Not sure how to ask this question but I'm looking for a clean way to solve a problem for a project. I'm trying create a class library that will allow someone to create a randomized character for a game and use the data for a web app. I have a CharacterModel class that has all the needed data publicly exposed, however I need a way to edit this information without making the setters publicly available. Also, if I have multiple characters in the future, how do I get the editor to effect specific objects? Is there a design pattern for this type of problem?

CodePudding user response:

Make the setters public. If someone is using your library to create instances of CharacterModel and they plan to use it in a web app, they will know how to wrap access to the data in a safe way.

They will most likely use your library to create instances of your class, then store them serialized in a data store. When they send the data to a user of their app to look at and interact with, they'll either expose it through a web api of some kind to be accessed by a front-end SPA client or they will use a framework to render the data as HTML (e.g.

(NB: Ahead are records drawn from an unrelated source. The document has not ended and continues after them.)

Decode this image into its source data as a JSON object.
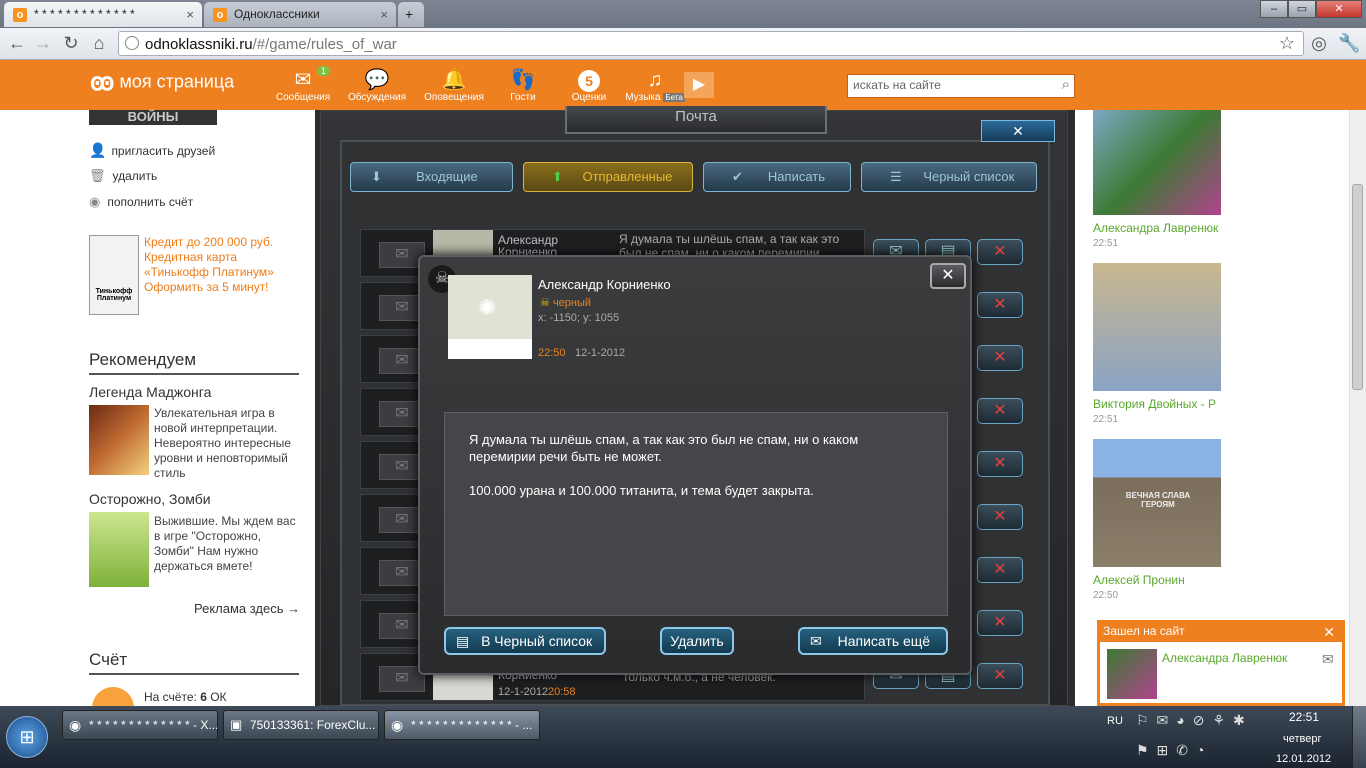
{
  "browser": {
    "tabs": [
      {
        "title": "* * * * * * * * * * * * *"
      },
      {
        "title": "Одноклассники"
      }
    ],
    "url_host": "odnoklassniki.ru",
    "url_path": "/#/game/rules_of_war"
  },
  "ok_header": {
    "logo": "моя страница",
    "nav": [
      {
        "label": "Сообщения",
        "badge": "1",
        "icon": "envelope-icon"
      },
      {
        "label": "Обсуждения",
        "icon": "chat-icon"
      },
      {
        "label": "Оповещения",
        "icon": "bell-icon"
      },
      {
        "label": "Гости",
        "icon": "footprints-icon"
      },
      {
        "label": "Оценки",
        "badge": "5",
        "icon": "rating-icon"
      },
      {
        "label": "Музыка",
        "beta": "Бета",
        "icon": "music-icon"
      }
    ],
    "search_placeholder": "искать на сайте"
  },
  "left": {
    "banner": "ВОЙНЫ",
    "links": [
      "пригласить друзей",
      "удалить",
      "пополнить счёт"
    ],
    "ad": {
      "logo": "Тинькофф Платинум",
      "text": "Кредит до 200 000 руб. Кредитная карта «Тинькофф Платинум» Оформить за 5 минут!"
    },
    "recommend_title": "Рекомендуем",
    "games": [
      {
        "title": "Легенда Маджонга",
        "desc": "Увлекательная игра в новой интерпретации. Невероятно интересные уровни и неповторимый стиль"
      },
      {
        "title": "Осторожно, Зомби",
        "desc": "Выжившие. Мы ждем вас в игре \"Осторожно, Зомби\" Нам нужно держаться вмете!"
      }
    ],
    "ads_here": "Реклама здесь →",
    "account_title": "Счёт",
    "balance_label": "На счёте:",
    "balance_value": "6",
    "balance_unit": "ОК"
  },
  "game": {
    "title": "Почта",
    "tabs": [
      "Входящие",
      "Отправленные",
      "Написать",
      "Черный список"
    ],
    "first_row": {
      "name": "Александр Корниенко",
      "preview": "Я думала ты шлёшь спам, а так как это был не спам, ни о каком перемирии"
    },
    "last_row": {
      "name": "Корниенко",
      "date": "12-1-2012",
      "time": "20:58",
      "preview": "только ч.м.о., а не человек."
    }
  },
  "modal": {
    "sender": "Александр Корниенко",
    "faction": "черный",
    "coords": "x: -1150; y: 1055",
    "time": "22:50",
    "date": "12-1-2012",
    "message_p1": "Я думала ты шлёшь спам, а так как это был не спам, ни о каком перемирии речи быть не может.",
    "message_p2": "100.000 урана и 100.000 титанита, и тема будет закрыта.",
    "btn_blacklist": "В Черный список",
    "btn_delete": "Удалить",
    "btn_write": "Написать ещё"
  },
  "right": {
    "friends": [
      {
        "name": "Александра Лавренюк",
        "time": "22:51"
      },
      {
        "name": "Виктория Двойных - Р",
        "time": "22:51"
      },
      {
        "name": "Алексей Пронин",
        "time": "22:50"
      }
    ],
    "photo_caption": "ВЕЧНАЯ СЛАВА ГЕРОЯМ",
    "notify_title": "Зашел на сайт",
    "notify_name": "Александра Лавренюк"
  },
  "taskbar": {
    "items": [
      "* * * * * * * * * * * * * - X...",
      "750133361: ForexClu...",
      "* * * * * * * * * * * * * - ..."
    ],
    "lang": "RU",
    "time": "22:51",
    "day": "четверг",
    "date": "12.01.2012"
  },
  "colors": {
    "ok_orange": "#ef8020",
    "link_green": "#5aa72d",
    "game_dark": "#2a2c2f"
  }
}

ASP.NET Core w/ razor pages or mvc).

Whenever the user of their app requests changes to the object they will pass requests from the webpage or from the SPA client back to the server (either controller endpoints or through form posts) and they will use an auth system, character model identifiers and other code to determine what changes the user can apply before they save the changes to the data store (usually a database or a document/nosql system).

In other words, in relation to your question: "...if I have multiple characters in the future, how do I get the editor to effect specific objects?"

...you'll let the consumer of your library figure that out when they are building an application with it.